Anyway, I wanted to talk about this because my Valentine’s Day post got over 100 likes (Which is a decent amount for my social media accounts), and everyone knows I have a boyfriend and am not celebrating alone this year. From an outsiders perspective, I have it all going for me, and I was one of the people who had the “perfect Valentine’s Day.”
The problem with our generation and social media is that we are comparing our own “behind the scenes” moments — hardships included — to other people’s highlight reels.
We have these expectations of life that are completely unrealistic because we are so used to seeing perfection in the online world around us. Life is not perfect, nor is love.
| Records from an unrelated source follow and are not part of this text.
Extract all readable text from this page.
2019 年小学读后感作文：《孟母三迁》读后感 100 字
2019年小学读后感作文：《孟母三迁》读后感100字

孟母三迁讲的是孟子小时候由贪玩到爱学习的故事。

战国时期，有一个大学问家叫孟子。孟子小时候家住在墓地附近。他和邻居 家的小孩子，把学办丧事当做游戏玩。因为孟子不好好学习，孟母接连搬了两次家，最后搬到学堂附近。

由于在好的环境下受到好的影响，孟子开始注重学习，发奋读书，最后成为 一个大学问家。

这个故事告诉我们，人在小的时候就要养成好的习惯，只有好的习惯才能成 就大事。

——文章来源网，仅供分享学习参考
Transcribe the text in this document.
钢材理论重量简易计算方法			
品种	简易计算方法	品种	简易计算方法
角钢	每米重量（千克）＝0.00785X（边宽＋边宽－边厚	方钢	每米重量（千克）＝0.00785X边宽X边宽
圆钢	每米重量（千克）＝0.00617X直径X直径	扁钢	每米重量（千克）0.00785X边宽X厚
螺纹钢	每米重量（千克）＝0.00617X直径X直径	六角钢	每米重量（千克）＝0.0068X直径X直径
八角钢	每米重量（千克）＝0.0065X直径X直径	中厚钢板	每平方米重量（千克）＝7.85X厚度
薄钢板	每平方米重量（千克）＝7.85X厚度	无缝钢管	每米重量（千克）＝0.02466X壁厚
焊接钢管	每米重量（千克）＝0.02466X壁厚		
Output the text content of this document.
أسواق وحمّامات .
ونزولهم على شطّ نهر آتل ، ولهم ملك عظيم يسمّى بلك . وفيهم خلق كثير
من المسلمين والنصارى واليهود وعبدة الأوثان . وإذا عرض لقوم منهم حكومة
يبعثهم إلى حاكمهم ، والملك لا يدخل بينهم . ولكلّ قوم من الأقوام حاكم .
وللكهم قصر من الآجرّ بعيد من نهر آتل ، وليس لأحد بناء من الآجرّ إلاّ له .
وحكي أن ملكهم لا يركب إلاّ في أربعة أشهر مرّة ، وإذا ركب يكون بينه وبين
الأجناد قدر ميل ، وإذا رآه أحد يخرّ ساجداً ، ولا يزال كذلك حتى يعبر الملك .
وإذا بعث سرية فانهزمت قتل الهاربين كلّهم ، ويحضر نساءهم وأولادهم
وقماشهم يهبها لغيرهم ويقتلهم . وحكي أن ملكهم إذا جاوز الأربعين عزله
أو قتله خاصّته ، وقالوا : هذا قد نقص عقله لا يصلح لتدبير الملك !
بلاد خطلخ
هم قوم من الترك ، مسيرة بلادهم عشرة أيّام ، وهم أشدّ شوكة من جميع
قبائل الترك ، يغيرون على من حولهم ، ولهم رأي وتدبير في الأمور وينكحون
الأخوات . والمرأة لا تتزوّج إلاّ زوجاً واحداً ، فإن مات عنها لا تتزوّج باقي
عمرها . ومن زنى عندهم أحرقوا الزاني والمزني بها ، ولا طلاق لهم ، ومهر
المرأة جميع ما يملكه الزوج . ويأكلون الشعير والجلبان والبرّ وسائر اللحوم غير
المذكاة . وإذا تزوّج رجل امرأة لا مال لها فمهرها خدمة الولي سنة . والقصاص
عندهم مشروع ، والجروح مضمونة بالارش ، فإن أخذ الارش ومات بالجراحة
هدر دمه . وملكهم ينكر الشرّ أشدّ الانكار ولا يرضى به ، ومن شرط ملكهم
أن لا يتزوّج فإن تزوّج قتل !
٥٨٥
They are both beautiful, but a big part of that is learning to love one another through the imperfections and rough patches.
Now, just to be clear, Robert did take me out to dinner and did give me a very sweet Valentine’s Day present. One thing I do really love about him is that he treats me so well every day of the year, so I do think he’s hard to beat for a special occasion. This post isn’t at all bashing the evening we had together, rather I am trying to make a point that you absolutely cannot compare your own very real life to the lives you see crafted online.
Today’s lesson: I said it in my last post, and I’ll say it again. “Comparison is the thief of joy” (–Theodore Roosevelt). The more you can live in the present and focus on yourself, the more you will learn to feel content with what you have, rather than longing for things you do not have.